Dans une dizaine de jours débutera à la galerie Maria Lund une exposition personnelle de la photographe suédoise Helene Schmitz. Intitulée Studies in Falling, du nom de la série qui y sera présentée, elle se composera d’une dizaine de photographies réalisées dans le parc naturel de Jasmund situé sur l’île de Rügen en mer Baltique.
Semblant exposer différents gestes propres à l’univers pictural comme la coulure, la tache ou le brossé, les photographies de falaises de Schmitz proviennent de cet univers. C’est en effet après s’être intéressée à l’huile sur toile Falaises de craie sur l’île de Rügen de Caspar David Friedrich que la photographe, également diplômée d’histoire de l’art, a décidé d’en donner une vision contemporaine. Actuelles, ses images le sont par le cadrage. Là où le maître du romantisme allemand situait le spectateur en surplomb des falaises pour mieux lui rappeler sa petite place face à l’immensité de la nature, Schmitz, qui a pris ses images depuis un bateau, propose des vues frontales qui insistent sur la fragilité de l’environnement. En effet, si dans l’œuvre de Friedrich les humains, à l’instar du chapeau tombé de la tête du personnage central, risquent de dégringoler dans le précipice, c’est la falaise qui révèle son caractère vulnérable dans les œuvres de Schmitz. Ses vues de face, prises de plus ou moins loin, offrent une perspective documentaire du lieu, et de son érosion. La chute concerne le paysage et c’est sans doute en cela que les images de Schmitz sont si contemporaines.

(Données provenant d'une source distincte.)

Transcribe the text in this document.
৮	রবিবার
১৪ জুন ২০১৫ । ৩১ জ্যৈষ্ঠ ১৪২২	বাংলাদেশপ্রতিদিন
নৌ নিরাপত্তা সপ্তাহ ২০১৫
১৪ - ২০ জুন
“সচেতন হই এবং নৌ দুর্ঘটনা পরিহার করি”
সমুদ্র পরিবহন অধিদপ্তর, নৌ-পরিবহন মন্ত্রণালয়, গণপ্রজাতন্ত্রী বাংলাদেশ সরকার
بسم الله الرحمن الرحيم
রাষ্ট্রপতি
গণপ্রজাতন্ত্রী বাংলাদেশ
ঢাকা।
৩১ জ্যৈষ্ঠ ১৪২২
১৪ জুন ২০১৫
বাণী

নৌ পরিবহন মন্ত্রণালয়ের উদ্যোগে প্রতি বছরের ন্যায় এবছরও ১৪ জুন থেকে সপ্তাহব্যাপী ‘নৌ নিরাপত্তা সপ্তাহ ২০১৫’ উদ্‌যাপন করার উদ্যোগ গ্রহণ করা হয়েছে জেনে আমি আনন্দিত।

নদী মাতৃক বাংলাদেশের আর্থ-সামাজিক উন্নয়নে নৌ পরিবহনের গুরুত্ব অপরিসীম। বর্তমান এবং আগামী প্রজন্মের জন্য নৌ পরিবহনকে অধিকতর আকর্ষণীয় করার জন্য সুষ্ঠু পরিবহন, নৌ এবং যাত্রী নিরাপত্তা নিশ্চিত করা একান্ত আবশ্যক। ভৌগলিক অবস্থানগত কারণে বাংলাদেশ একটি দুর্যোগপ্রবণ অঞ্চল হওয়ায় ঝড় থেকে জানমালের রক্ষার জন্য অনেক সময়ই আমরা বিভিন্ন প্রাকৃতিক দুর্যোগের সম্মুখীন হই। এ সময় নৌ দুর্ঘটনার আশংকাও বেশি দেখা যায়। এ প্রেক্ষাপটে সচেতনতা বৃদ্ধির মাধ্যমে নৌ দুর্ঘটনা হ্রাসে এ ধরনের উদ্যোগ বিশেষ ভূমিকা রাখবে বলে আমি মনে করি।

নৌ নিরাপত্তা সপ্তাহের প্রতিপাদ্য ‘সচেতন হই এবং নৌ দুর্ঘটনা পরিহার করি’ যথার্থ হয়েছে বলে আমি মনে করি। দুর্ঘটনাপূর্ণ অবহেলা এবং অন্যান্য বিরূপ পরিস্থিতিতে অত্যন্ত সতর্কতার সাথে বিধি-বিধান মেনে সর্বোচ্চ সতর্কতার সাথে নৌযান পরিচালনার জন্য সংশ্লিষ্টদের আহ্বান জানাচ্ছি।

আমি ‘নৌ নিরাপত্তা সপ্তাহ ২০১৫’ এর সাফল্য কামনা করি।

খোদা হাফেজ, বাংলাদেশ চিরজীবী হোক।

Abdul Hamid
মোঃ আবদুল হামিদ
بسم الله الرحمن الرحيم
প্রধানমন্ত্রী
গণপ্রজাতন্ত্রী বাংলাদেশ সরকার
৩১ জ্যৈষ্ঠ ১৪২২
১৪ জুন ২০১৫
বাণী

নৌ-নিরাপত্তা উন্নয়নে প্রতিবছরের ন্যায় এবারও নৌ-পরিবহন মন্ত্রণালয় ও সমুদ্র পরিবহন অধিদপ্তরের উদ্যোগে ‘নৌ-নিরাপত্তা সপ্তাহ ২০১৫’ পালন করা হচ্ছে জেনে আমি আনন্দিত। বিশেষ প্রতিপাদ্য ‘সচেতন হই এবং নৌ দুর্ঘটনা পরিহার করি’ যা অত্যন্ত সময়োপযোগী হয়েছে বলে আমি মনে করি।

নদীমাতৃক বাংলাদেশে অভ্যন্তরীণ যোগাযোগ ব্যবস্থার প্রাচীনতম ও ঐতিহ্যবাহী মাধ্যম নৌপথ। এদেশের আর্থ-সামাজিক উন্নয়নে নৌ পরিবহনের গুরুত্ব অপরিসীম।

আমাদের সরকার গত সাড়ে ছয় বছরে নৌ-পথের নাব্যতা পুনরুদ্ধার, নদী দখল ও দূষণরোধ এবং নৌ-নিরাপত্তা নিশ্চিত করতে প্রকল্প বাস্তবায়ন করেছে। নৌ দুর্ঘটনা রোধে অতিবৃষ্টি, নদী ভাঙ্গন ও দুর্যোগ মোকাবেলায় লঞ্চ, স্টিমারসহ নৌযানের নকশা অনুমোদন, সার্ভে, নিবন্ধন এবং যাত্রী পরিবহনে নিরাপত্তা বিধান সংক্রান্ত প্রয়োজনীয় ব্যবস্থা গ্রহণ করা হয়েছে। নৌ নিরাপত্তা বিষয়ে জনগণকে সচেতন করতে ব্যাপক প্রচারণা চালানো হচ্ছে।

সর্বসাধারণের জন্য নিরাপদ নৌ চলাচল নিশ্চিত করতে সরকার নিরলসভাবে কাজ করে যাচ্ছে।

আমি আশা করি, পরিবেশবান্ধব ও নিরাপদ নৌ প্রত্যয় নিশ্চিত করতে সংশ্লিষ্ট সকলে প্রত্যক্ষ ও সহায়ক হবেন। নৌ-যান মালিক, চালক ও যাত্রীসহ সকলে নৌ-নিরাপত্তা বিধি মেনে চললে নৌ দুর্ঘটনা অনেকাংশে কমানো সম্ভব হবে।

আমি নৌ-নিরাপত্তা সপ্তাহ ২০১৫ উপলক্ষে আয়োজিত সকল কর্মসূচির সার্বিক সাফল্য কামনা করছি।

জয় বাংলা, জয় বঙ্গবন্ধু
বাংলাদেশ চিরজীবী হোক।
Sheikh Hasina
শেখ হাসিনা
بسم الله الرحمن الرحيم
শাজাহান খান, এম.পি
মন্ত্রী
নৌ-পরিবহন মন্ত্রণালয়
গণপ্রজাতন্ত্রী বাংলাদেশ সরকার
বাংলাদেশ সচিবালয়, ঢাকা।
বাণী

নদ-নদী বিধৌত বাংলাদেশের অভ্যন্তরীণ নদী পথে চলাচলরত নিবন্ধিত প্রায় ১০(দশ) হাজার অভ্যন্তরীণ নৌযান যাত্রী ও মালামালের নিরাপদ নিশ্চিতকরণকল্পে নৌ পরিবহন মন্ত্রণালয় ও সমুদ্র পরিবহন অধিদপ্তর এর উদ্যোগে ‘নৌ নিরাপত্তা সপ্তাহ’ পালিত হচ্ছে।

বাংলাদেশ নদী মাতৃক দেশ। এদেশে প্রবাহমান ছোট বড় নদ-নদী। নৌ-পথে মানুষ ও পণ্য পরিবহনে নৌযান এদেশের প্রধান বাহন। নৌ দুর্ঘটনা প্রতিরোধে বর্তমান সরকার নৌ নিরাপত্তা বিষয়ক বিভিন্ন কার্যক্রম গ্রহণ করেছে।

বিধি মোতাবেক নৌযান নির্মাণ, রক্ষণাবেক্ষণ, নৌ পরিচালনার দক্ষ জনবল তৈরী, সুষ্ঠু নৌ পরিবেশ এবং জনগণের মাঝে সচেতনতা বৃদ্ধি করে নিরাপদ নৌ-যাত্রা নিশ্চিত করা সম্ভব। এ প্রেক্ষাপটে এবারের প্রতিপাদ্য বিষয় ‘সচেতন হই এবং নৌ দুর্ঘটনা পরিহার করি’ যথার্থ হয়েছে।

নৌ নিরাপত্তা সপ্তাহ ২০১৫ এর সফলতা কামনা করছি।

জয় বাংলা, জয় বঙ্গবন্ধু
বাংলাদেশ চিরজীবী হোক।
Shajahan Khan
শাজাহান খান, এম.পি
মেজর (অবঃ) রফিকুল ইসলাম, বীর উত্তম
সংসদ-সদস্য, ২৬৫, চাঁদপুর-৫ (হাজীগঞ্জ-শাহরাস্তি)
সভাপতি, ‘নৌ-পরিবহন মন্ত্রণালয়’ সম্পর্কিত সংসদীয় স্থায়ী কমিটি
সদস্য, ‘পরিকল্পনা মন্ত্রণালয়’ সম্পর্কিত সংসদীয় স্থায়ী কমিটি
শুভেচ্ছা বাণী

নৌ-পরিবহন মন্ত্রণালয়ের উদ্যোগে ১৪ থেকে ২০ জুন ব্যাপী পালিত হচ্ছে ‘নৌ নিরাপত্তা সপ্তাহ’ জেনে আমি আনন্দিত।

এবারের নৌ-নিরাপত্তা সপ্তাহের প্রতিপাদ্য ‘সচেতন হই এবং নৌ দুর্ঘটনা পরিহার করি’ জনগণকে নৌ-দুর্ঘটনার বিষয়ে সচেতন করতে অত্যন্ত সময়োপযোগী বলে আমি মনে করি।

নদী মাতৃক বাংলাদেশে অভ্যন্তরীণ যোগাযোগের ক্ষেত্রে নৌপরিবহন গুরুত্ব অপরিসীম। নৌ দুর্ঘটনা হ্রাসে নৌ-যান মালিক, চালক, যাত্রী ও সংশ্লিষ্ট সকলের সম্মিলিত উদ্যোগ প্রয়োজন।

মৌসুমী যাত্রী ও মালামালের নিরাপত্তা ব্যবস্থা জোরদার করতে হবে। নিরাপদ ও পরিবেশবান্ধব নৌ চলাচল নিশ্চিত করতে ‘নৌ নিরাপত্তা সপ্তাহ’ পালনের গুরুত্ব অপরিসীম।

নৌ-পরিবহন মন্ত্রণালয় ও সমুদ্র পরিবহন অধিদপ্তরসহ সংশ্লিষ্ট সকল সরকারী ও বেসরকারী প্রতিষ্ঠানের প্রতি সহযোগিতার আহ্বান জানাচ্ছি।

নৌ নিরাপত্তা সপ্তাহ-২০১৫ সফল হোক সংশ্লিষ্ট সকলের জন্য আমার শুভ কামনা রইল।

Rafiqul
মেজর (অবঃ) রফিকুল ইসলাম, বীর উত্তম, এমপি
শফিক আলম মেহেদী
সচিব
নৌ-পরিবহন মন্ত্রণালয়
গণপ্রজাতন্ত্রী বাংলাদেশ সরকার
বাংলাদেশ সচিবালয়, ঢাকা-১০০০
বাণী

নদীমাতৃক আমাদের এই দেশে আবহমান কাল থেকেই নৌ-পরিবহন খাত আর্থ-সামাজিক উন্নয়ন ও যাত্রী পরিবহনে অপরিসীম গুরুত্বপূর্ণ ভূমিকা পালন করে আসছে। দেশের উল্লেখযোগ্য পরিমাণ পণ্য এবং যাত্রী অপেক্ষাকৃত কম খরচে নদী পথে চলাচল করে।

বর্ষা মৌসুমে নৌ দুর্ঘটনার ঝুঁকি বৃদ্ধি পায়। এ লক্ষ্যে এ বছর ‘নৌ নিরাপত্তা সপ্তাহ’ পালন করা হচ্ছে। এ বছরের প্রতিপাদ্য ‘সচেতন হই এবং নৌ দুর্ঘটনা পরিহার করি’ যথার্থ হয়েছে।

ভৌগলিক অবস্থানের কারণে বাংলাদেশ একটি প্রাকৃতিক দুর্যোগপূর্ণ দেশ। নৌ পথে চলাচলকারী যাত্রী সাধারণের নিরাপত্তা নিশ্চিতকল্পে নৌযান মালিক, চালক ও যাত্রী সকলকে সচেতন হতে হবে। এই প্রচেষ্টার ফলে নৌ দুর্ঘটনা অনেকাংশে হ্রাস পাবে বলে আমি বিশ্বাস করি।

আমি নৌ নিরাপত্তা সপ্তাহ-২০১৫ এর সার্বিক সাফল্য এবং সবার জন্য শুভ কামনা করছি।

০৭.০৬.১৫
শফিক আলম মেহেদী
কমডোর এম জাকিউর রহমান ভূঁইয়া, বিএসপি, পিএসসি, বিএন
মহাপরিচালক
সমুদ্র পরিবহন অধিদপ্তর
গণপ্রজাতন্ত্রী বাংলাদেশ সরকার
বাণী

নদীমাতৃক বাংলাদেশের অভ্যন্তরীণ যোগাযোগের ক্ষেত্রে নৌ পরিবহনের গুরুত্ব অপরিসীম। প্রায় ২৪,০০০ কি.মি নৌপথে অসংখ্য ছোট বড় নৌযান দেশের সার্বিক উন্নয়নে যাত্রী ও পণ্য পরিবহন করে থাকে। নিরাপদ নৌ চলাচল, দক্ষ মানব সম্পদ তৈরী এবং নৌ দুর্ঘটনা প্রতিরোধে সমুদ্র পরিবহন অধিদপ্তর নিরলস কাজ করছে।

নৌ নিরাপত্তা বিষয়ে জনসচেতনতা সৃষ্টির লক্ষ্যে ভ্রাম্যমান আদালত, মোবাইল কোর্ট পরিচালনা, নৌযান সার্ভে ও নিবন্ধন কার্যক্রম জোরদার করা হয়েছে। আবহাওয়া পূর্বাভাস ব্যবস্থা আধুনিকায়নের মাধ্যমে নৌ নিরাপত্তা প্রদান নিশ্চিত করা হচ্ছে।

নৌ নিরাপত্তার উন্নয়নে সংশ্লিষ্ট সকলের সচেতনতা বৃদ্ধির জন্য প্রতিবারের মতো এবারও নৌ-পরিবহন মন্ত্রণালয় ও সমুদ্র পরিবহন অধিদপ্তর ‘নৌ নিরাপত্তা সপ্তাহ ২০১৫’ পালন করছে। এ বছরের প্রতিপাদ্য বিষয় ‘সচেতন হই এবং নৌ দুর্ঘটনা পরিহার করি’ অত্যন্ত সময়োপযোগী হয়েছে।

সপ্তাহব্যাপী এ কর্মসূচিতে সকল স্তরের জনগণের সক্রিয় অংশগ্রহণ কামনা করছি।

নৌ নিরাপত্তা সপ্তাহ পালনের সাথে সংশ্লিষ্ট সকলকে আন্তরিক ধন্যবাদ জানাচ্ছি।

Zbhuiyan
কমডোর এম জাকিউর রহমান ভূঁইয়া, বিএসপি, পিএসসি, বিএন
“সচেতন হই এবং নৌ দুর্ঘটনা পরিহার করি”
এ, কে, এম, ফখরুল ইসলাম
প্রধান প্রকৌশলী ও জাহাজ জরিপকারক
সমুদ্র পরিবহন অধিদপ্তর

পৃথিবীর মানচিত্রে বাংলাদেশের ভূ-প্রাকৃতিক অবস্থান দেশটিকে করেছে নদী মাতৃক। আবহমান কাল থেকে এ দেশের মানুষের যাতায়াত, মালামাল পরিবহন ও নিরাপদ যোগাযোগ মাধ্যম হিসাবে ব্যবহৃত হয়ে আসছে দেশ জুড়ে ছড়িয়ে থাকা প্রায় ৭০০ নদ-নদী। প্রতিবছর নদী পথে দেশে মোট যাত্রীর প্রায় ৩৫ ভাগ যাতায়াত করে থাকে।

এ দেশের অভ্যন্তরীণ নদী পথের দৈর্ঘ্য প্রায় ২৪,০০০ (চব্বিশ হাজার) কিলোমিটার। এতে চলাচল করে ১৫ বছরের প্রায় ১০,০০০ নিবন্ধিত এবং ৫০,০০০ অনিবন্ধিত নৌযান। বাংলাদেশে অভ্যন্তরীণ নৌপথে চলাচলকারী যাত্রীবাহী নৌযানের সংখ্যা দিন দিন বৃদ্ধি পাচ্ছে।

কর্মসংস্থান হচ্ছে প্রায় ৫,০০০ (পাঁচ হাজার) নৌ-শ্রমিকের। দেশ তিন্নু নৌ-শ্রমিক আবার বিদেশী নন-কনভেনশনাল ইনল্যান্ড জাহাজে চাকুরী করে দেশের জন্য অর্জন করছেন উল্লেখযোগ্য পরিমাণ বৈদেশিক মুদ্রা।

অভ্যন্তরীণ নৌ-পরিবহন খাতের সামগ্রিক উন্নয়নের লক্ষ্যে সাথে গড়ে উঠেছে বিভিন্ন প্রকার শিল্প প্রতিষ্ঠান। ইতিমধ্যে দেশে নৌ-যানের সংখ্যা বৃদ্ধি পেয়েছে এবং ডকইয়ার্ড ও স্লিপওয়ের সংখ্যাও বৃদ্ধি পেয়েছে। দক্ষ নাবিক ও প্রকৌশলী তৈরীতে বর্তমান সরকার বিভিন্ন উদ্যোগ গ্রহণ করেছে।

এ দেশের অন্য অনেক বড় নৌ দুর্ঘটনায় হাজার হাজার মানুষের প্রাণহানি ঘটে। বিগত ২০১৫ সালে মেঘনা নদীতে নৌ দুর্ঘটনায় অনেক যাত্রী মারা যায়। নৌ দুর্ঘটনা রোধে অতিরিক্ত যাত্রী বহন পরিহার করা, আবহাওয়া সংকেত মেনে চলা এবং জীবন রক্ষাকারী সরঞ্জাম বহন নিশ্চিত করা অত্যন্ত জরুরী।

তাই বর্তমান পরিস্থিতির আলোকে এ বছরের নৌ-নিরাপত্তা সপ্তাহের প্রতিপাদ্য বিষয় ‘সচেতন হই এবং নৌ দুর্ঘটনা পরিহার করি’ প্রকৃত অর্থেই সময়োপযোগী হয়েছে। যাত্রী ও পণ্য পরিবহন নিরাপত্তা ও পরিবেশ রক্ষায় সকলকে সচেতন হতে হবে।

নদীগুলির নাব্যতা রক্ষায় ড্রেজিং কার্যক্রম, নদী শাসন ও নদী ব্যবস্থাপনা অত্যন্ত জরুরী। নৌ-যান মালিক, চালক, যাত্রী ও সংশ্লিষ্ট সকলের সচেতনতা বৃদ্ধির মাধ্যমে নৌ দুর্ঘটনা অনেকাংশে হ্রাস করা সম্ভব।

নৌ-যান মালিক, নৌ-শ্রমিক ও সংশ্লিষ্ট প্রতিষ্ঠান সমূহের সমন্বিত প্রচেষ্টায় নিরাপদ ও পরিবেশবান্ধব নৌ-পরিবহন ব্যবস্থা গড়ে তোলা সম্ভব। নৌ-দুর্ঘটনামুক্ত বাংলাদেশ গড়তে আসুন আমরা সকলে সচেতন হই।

On a souvent parlé de sublime à propos de l’œuvre de Friedrich lequel s’était fait connaître de façon polémique après avoir réalisé un paysage présentant un calvaire vu de loin pour l’autel d’une chapelle (Le Retable de Tetschen). Si ses contemporains n’étaient pas prêts à remplacer les scènes religieuses par des montagnes et des arbres, ses morceaux de nature étaient pourtant tous empreints de sacré, porteurs d’une puissance dépassant de loin celle des humains. Ce caractère sublime était porté par le traitement non académique que Friedrich faisait du paysage. Privilégiant la représentation de phénomènes climatiques particuliers comme une neige éblouissante ou un brouillard voilant la vision, il substituait à la construction en différents plans une composition troublée. Cette incapacité à se repérer est sans nul doute ce qui en a fait le maître du sublime au sens que lui donnait Edmund Burke. « Lorsque nous connaissons toute l’étendue d’un danger, lorsque nous pouvons y habituer les yeux, une grande part d’appréhension s’évanouit » écrivait en effet le philosophe, insistant sur le fait que le sublime comporte toujours une part de terreur.
À l’inverse, il n’y a rien d’obscur dans l’œuvre de Schmitz. Le spectateur voit les strates des blocs de falaises qui auparavant existaient, les traînées de boue formées par ceux tombés récemment et, face aux racines mises à nu, il peut même anticiper quels seront les prochains arbres à tomber. Claire, la vision est néanmoins terrible, peut-être parce que ce qui est montré ne renvoie pas à des idées abstraites mais à l’objet qui nous fait face, que la chute n’est pas ici une métaphore mais une réalité qu’on ne parvient pas à empêcher. La nature, péril pour l’Homme et en cela sublime chez le peintre Friedrich, est ici au départ d’un sentiment étrange, une sorte de nostalgie pour quelque chose qui néanmoins, le médium photographique en témoigne, n’a pas encore disparu.